Speaking Friday, on JoyFM’s Super Morning Show, she asked, “why has it [government] not carried out the recommendations in full?”
Her query comes in reaction to the recently aired JoyNews documentary, ‘Scars of the Revolution’. The documentary, which catalogues the ‘crimes that shook the nation’, is about the 1979 and 1981 revolutions masterminded by Ft. Lt. Jerry John Rawlings.
The Scars of the Revolution documentary revealed that recipients of monetary and material compensation were not satisfied because they think it did not measure up to the level of severity of the dreadful acts on humanity in that era of Ghana’s history.
Esther, whose father, Major General Neville Alexander Odartey-Wellington, was executed during the June 4 Uprising, said “the NRC has not finished its job.”

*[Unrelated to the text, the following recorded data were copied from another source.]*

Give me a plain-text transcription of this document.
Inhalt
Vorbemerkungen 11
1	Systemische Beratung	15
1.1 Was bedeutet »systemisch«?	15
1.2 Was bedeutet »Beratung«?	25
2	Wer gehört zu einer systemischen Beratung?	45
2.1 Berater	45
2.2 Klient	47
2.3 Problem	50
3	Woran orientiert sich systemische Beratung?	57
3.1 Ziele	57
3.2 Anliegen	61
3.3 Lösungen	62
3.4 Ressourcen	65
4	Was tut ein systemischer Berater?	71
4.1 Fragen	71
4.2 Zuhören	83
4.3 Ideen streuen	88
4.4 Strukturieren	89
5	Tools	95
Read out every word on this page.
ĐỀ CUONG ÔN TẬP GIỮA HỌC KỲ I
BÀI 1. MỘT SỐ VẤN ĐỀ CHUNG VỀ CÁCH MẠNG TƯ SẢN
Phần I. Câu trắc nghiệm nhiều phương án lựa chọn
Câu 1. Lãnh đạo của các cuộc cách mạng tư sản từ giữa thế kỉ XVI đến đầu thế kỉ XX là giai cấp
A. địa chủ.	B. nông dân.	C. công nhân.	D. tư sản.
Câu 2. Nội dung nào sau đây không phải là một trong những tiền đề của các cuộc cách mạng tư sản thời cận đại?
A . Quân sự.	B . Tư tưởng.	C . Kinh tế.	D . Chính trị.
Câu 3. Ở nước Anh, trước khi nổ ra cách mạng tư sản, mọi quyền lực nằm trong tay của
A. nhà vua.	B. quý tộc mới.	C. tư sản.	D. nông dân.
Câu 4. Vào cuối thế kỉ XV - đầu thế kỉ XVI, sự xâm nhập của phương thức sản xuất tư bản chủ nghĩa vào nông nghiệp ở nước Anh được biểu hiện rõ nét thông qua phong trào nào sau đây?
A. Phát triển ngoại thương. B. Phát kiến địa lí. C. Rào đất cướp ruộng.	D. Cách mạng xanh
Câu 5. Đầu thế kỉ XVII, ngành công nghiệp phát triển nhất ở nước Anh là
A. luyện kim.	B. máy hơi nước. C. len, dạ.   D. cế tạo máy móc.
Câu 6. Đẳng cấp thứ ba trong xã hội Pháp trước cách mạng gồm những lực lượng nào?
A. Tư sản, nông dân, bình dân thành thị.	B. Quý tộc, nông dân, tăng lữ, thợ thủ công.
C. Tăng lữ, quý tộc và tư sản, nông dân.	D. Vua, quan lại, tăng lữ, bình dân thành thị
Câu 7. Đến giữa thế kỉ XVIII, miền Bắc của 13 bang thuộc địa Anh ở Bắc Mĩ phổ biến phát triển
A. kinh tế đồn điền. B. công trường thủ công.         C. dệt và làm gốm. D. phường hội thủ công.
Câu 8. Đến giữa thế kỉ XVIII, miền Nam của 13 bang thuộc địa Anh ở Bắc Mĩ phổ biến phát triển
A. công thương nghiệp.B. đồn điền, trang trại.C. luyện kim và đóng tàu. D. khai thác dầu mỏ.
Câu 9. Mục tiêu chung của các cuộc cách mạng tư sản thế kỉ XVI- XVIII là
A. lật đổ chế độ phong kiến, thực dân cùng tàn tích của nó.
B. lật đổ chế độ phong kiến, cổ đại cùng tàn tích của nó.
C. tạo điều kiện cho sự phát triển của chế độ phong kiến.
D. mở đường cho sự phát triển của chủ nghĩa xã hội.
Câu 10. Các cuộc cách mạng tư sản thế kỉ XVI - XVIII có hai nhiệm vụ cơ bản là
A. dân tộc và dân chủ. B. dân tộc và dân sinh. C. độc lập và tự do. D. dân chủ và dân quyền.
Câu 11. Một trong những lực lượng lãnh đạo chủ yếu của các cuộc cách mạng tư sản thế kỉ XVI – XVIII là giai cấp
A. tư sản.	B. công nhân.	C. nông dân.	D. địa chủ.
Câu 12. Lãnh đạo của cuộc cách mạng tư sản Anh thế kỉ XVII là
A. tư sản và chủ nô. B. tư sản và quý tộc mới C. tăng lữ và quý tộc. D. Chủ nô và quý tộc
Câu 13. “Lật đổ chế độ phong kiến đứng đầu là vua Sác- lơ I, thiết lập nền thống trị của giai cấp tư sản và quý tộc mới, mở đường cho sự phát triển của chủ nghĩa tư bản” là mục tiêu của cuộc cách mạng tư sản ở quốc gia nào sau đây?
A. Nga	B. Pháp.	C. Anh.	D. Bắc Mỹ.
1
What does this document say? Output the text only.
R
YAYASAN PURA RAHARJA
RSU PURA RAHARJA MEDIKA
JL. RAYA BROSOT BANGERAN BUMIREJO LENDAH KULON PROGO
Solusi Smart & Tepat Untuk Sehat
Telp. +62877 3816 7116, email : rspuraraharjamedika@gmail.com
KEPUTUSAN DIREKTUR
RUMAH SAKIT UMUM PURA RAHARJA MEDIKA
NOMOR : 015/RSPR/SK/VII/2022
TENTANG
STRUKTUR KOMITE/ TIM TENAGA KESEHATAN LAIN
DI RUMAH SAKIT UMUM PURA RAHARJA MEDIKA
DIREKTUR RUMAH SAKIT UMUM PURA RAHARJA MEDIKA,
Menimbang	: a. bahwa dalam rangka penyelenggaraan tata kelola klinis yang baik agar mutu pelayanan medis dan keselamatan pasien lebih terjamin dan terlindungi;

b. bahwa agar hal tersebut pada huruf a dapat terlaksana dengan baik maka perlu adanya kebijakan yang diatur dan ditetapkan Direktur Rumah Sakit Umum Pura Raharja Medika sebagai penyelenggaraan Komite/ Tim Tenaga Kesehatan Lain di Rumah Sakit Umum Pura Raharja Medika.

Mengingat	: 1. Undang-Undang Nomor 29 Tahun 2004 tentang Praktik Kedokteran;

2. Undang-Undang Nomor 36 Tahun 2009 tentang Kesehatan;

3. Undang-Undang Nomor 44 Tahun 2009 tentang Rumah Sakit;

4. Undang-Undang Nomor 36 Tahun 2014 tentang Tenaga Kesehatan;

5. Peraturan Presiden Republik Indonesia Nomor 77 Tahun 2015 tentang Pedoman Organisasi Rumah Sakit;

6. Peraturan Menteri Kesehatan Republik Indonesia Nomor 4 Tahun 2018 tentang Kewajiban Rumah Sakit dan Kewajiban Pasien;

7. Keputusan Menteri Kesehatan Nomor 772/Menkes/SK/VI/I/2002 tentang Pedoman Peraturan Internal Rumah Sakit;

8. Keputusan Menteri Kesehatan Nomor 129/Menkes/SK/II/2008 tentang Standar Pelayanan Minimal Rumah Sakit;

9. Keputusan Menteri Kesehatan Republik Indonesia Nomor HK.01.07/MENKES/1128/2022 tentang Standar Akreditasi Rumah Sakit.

“People were put there because they were respectable and eminent; they knew what they were doing, they did all this work and nothing has come out of it,” she stressed.
The NRC was instituted in 2002 to establish an accurate, complete, and historical record of violations and abuses of human rights inflicted on people by holders of public office during the country’s tumultuous period of unconstitutional governments and to compensate victims and relatives of victims who had been greatly affected by those horrors per their petition.
In addition, Ms Odartey-Wellington also disclosed that the NRC’s recommendation that executed army officers during the June 4 Uprising should be honoured, has not been done by any government.
“It’s not one party’s business nor is it an individual’s political ideology,” she said. “It’s not a party issue, it’s not a political issue, it is a human issue.”
Ms Odartey-Wellington said that when a government decides to set up a truth and reconciliation commission, she expects subsequent governments to follow up on the recommendations and cannot understand why no government has continued the work of the Commission.
She insisted that the way forward following the revelations made by ‘Scars of the Revolution’, is to confront the wrongs that occurred in Ghanaian history just like the Germans did with their awful historic events.
Referencing an excerpt from a speech made by former German President, Richard von Weizsäcker, she explained that everybody should reflect on what part they played in the events leading up to the uprisings and the aftermath so that Ghanaians can take lessons from the past.
She asks that the government, which has the power to continue fulfilling the recommendations of the NRC, should “for once, place themselves in the positions of the relatives of the victims,” to empathise their long-suffering and deep national wounds and to help them finish the work of the Commission.